Uniform Spectral Growth and Convergence of Muon in LoRA-Style Matrix Factorization

TL;DR

This paper investigates the spectral dynamics of Muon in LoRA-style matrix factorization, revealing uniform singular value growth and proving convergence properties of the spectral gradient flow in simplified models.

Contribution

It uncovers the uniform spectral growth phenomenon in Muon for LoRA fine-tuning and provides theoretical analysis of spectral gradient flow convergence and dynamics.

Findings

Singular values grow uniformly across the spectrum under Muon in LoRA.

Spectral gradient flow converges to global minima from almost all initializations.

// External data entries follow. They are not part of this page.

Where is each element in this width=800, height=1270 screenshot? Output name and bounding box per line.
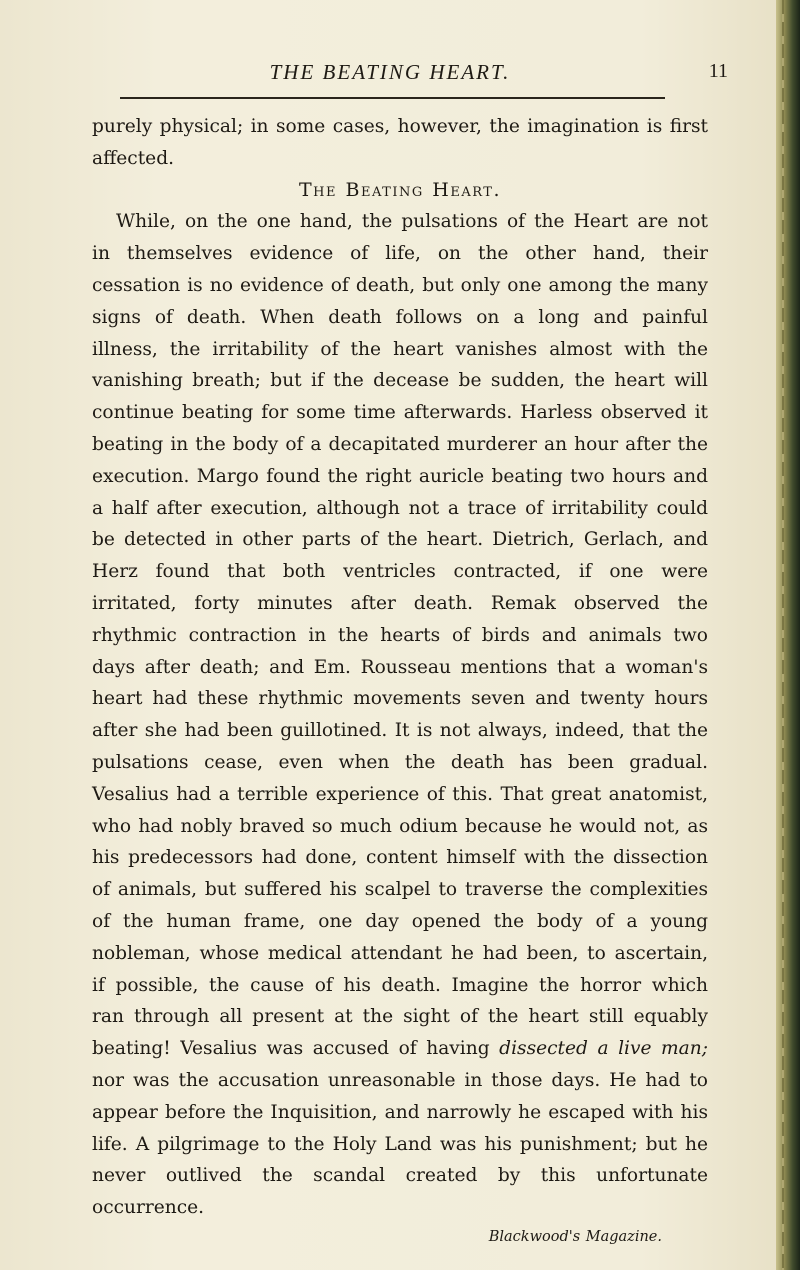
italic-phrase: dissected a live man;: [499, 1038, 708, 1060]
header-rule: [120, 97, 665, 99]
section-heading: The Beating Heart.: [299, 178, 501, 201]
page-text: [92, 111, 708, 1248]
opening-paragraph: purely physical; in some cases, however, the imagination is first affected.: [92, 116, 708, 169]
source-attribution: Blackwood's Magazine.: [488, 1228, 662, 1245]
body-text-part-2: nor was the accusation unreasonable in those days. He had to appear before the Inquisition, and narrowly he escaped with his life. A pilgrimage to the Holy Land was his punishment; but he never outlived the scandal created by this unfortunate occurrence.: [92, 1069, 708, 1219]
body-text-part-1: While, on the one hand, the pulsations of the Heart are not in themselves evidence of life, on the other hand, their cessation is no evidence of death, but only one among the many signs of death. When death follows on a long and painful illness, the irritability of the heart vanishes almost with the vanishing breath; but if the decease be sudden, the heart will continue beating for some time afterwards. Harless observed it beating in the body of a decapitated murderer an hour after the execution. Margo found the right auricle beating two hours and a half after execution, although not a trace of irritability could be detected in other parts of the heart. Dietrich, Gerlach, and Herz found that both ventricles contracted, if one were irritated, forty minutes after death. Remak observed the rhythmic contraction in the hearts of birds and animals two days after death; and Em. Rousseau mentions that a woman's heart had these rhythmic movements seven and twenty hours after she had been guillotined. It is not always, indeed, that the pulsations cease, even when the death has been gradual. Vesalius had a terrible experience of this. That great anatomist, who had nobly braved so much odium because he would not, as his predecessors had done, content himself with the dissection of animals, but suffered his scalpel to traverse the complexities of the human frame, one day opened the body of a young nobleman, whose medical attendant he had been, to ascertain, if possible, the cause of his death. Imagine the horror which ran through all present at the sight of the heart still equably beating! Vesalius was accused of having: [92, 211, 708, 1060]
running-title: THE BEATING HEART.: [269, 60, 511, 84]
page-header: [90, 60, 728, 100]
page-number: 11: [708, 60, 728, 82]
book-binding-edge: [776, 0, 800, 1270]
body-paragraph: [92, 206, 708, 1224]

Smaller singular values reach their targets earlier than larger ones, contrasting standard gradient flow.

Abstract

Spectral gradient descent (SpecGD) orthogonalizes the matrix parameter updates and has inspired practical optimizers such as Muon. They often perform well in large language model (LLM) training, but their dynamics remain poorly understood. In the low-rank adaptation (LoRA) setting, where weight updates are parameterized as a product of two low-rank factors, we find a distinctive spectral phenomenon under Muon in LoRA fine-tuning of LLMs: singular values of the LoRA product show near-uniform growth across the spectrum, despite orthogonalization being performed on the two factors separately. Motivated by this observation, we analyze spectral gradient flow (SpecGF)-a continuous-time analogue of SpecGD-in a simplified LoRA-style matrix factorization setting and prove "equal-rate" dynamics: all singular values grow at equal rates up to small deviations. Consequently, smaller singular values attain their target values earlier than larger ones, sharply contrasting with the largest-first stepwise learning observed in standard gradient flow. Moreover, we prove that SpecGF in our setting converges to global minima from almost all initializations, provided the factor norms remain bounded; with $\ell_2$ regularization, we obtain global convergence. Lastly, we corroborate our theory with experiments in the same setting.